Archival Rescue 1 ~ Outsourcing Detention
You never know when this might disappear.
Terrorism suspects may be detained forever
By Dana Priest in Washington
January 3, 2005 Washington Post and Sydney Morning Hreald
Bush Administration officials are preparing long-range plans for indefinitely imprisoning suspected terrorists whom they do not want to set free or turn over to courts in the US or other countries.
The Pentagon and the Central Intelligence Agency have asked the White House to decide on a more permanent approach for potentially lifetime detentions, including for hundreds of people now in military and CIA custody whom the Government does not have enough evidence to charge in courts. The outcome of the review, which also involves the State Department, would also affect those expected to be captured in the course of future counter-terrorism operations.
A senior Administration official involved in the discussions said the current detention system has strained US relations with other countries. "Now we can take a breath. We have the ability and need to look at long-term solutions."
One proposal under review is the transfer of large numbers of Afghan, Saudi and Yemeni detainees from the military's prison camp in Guantanamo Bay, Cuba, into new US-built jails in their home countries. These would be operated by those countries but the State Department, where this idea originated, would ask them to abide by recognised human rights standards and would monitor compliance.
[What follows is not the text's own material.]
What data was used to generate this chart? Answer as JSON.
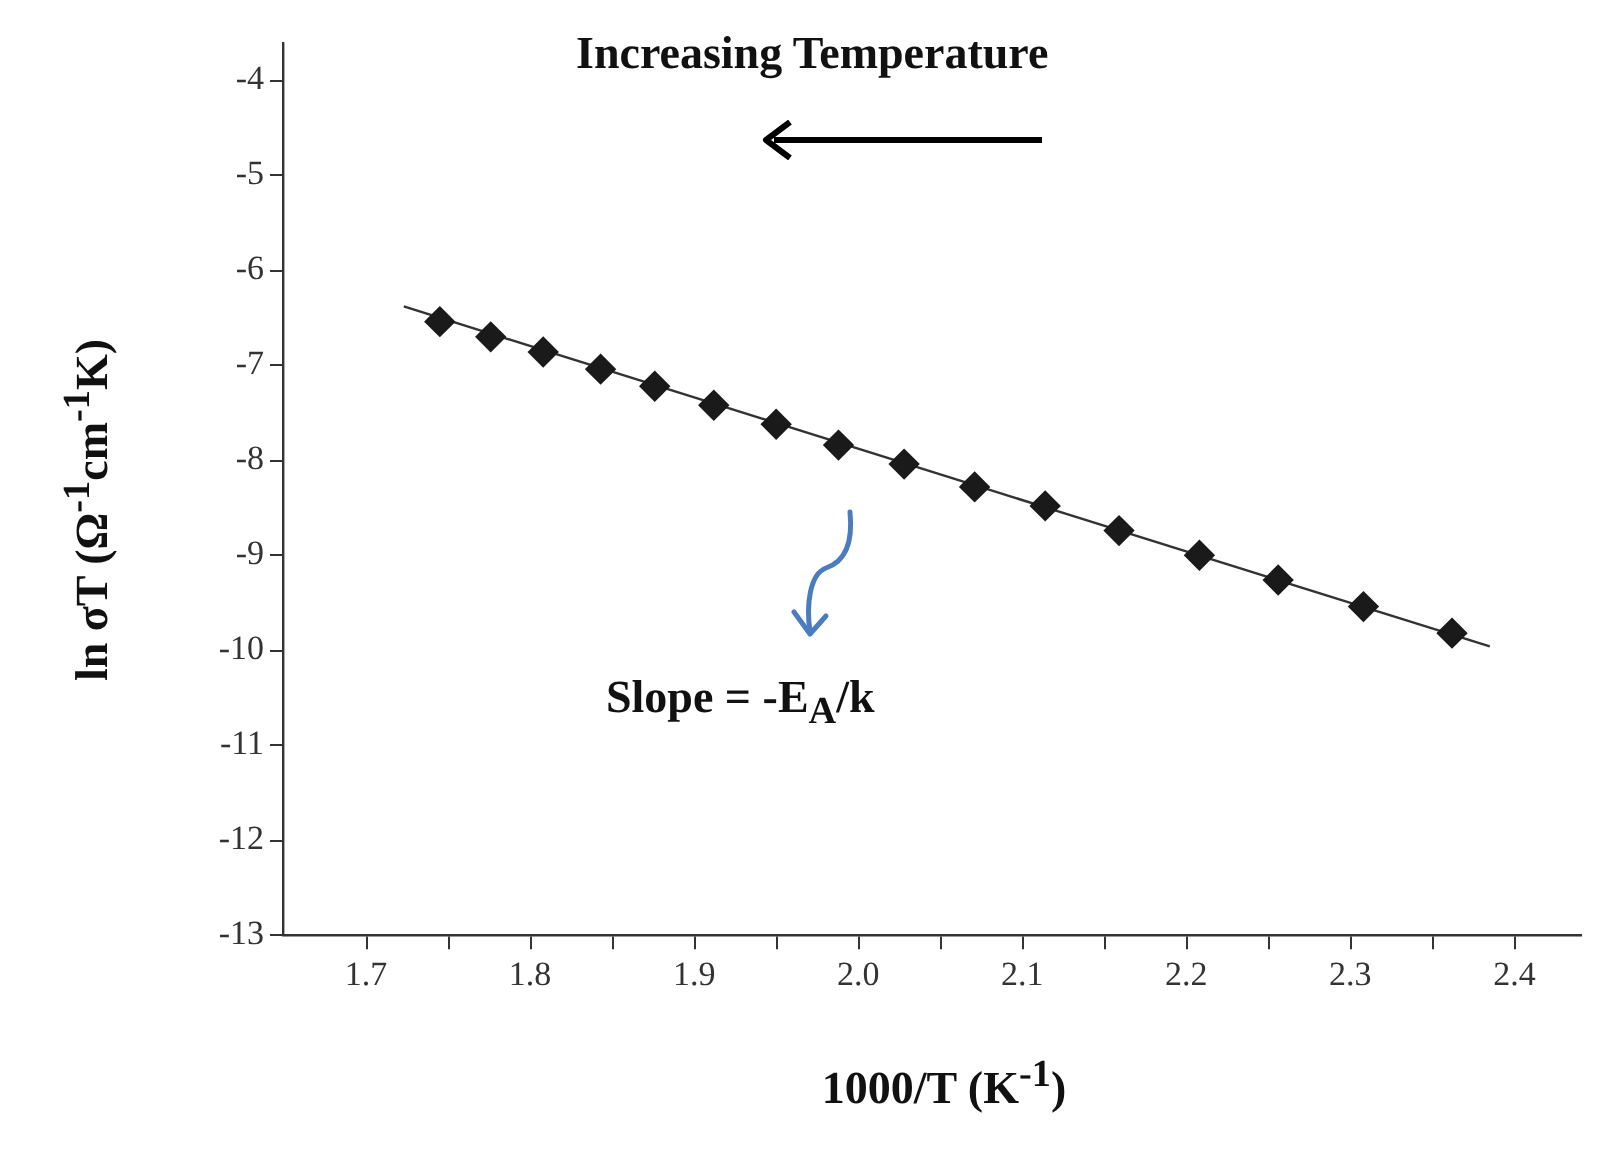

In addition, the Pentagon, which holds 500 prisoners at Guantanamo Bay, plans to ask Congress for $US25 million ($32 million) to build a 200-bed prison to hold detainees who are unlikely ever to go through a military tribunal for lack of evidence. The new prison, dubbed Camp 6, would allow inmates more comfort and freedom than they have now, and would be designed for prisoners who the US Government believes have no more intelligence to share. It would be modelled on an American jail and allow socialising among inmates.
"Since the global war on terror is a long-term effort, it makes sense for us to be looking at solutions for long-term problems," said Bryan Whitman, a Pentagon spokesman. "We are at a point in time where we have to say, 'How do you deal with them in the long term?"'
The Administration considers its toughest detention problem to involve the prisoners held by the CIA. The CIA has been scurrying since September 11, 2001, to find secure locations abroad where it could detain and interrogate captives without risk of discovery, and without having to give them access to legal proceedings.
Little is known about the CIA's captives, the conditions under which they are kept or the procedures used to decide how long they are held or when they may be freed. That has prompted criticism from human rights groups, and from some in Congress and the Administration, who say the lack of scrutiny or oversight creates an unacceptable risk of abuse.
The CIA is believed to be holding most, if not all, of the senior captured al-Qaeda leaders, including Khalid Sheik Mohammed, Ramzi Binalshibh, Abu Zubaida and the leading South-East Asia figure Hambali.
Places of detention include Afghanistan, ships at sea and Diego Garcia, in the Indian Ocean.